Social media provide access to behavioural data at an unprecedented scale and granularity. However, using these data to understand phenomena in a broader population is difficult due to their non-representativeness and the bias of statistical inference tools towards dominant languages and groups. While demographic attribute inference could be used to mitigate such bias, current techniques are almost entirely monolingual and fail to work in a global environment. We address these challenges by combining multilingual demographic inference with post-stratification to create a more representative population sample. To learn demographic attributes, we create a new multimodal deep neural architecture for joint classification of age, gender, and organization-status of social media users that operates in 32 languages. This method substantially outperforms current state of the art while also reducing algorithmic bias.
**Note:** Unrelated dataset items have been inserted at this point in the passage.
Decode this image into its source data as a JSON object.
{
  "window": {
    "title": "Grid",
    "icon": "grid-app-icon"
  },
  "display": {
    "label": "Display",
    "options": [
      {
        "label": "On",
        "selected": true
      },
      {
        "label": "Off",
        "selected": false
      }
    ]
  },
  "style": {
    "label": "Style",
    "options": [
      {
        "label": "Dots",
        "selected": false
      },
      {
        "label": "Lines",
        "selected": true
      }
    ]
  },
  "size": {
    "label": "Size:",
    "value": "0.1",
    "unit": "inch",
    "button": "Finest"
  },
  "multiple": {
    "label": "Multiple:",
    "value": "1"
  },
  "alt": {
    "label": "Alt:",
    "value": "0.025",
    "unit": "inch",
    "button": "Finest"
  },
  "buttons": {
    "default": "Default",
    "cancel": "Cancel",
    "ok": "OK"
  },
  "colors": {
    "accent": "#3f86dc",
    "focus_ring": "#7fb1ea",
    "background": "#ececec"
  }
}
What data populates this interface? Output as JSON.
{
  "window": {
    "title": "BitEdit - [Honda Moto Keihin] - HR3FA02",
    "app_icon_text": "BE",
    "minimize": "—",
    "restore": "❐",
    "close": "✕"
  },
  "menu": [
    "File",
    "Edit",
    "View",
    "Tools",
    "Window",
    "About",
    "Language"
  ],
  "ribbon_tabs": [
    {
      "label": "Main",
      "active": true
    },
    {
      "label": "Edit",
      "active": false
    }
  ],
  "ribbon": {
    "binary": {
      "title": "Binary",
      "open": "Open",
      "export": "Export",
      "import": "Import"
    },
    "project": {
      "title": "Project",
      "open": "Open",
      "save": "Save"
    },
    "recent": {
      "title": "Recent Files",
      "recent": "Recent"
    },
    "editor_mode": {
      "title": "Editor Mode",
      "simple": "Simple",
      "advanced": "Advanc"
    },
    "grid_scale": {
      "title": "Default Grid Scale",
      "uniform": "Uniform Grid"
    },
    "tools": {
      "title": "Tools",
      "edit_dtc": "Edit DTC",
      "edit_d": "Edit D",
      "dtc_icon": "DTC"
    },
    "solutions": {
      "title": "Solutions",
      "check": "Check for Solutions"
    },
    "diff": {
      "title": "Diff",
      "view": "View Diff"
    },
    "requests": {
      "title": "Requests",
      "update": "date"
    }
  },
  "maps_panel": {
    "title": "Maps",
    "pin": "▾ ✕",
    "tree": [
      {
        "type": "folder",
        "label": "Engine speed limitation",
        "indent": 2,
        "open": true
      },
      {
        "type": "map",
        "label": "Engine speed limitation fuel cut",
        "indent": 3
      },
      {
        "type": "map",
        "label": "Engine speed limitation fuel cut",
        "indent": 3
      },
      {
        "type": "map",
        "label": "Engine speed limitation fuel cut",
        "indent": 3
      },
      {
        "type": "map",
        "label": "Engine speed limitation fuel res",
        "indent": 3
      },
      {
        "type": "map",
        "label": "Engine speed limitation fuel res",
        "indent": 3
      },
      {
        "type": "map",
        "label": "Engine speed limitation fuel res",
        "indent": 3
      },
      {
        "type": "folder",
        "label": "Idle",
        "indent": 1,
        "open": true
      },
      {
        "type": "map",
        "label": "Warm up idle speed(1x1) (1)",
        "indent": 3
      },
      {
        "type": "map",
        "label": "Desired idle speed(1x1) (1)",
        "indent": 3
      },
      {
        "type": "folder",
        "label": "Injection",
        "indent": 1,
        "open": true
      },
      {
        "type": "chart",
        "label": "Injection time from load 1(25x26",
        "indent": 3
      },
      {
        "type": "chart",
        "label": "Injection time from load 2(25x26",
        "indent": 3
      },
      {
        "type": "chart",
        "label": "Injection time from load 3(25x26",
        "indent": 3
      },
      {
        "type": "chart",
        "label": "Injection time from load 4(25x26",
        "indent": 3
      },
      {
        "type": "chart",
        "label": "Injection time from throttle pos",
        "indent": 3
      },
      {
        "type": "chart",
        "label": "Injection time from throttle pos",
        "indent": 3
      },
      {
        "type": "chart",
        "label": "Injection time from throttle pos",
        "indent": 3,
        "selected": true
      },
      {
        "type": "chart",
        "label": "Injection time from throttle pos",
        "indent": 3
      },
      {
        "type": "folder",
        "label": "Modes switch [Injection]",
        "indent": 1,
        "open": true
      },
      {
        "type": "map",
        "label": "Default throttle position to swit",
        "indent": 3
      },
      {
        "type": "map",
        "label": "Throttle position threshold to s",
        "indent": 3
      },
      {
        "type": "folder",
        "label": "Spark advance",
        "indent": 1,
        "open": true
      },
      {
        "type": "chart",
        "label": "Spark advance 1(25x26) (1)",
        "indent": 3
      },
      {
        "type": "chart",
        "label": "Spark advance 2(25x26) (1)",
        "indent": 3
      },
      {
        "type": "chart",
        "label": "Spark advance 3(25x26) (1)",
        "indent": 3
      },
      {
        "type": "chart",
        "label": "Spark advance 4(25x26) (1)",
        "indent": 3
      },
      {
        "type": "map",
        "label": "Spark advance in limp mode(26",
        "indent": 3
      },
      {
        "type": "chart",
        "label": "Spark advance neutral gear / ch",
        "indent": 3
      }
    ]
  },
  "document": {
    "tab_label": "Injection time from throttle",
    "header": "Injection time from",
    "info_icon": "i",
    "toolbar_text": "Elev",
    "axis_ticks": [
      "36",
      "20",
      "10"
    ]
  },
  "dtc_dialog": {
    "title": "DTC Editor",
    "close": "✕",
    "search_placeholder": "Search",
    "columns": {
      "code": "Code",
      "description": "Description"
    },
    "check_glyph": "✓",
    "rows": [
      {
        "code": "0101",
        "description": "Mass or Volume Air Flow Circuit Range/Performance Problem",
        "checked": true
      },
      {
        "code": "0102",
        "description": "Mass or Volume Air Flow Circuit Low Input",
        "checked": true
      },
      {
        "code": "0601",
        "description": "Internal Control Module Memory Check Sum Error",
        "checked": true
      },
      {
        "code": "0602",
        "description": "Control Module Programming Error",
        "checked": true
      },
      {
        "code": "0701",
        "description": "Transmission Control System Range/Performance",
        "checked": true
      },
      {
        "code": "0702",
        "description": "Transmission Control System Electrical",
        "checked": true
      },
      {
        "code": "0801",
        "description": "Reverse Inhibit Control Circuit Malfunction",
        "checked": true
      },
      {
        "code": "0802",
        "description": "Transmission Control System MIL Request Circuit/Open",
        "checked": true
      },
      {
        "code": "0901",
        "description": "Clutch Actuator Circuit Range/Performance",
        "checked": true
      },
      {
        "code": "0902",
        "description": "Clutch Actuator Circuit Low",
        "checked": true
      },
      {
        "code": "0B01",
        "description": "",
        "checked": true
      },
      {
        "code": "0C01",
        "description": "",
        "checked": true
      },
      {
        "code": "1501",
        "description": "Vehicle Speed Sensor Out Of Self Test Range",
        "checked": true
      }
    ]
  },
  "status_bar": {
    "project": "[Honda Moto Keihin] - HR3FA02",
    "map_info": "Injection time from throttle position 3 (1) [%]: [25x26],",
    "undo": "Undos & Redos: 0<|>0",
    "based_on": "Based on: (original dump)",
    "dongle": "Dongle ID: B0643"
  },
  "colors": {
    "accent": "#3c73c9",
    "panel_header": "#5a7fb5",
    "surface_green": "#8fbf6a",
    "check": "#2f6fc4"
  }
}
To correct for sampling biases, we propose fully interpretable multilevel regression methods that estimate inclusion probabilities from inferred joint population counts and ground-truth population counts. In a large experiment over multilingual heterogeneous European regions, we show that our demographic inference and bias correction together allow for more accurate estimates of populations and make a significant step towards representative social sensing in downstream applications with multilingual social media.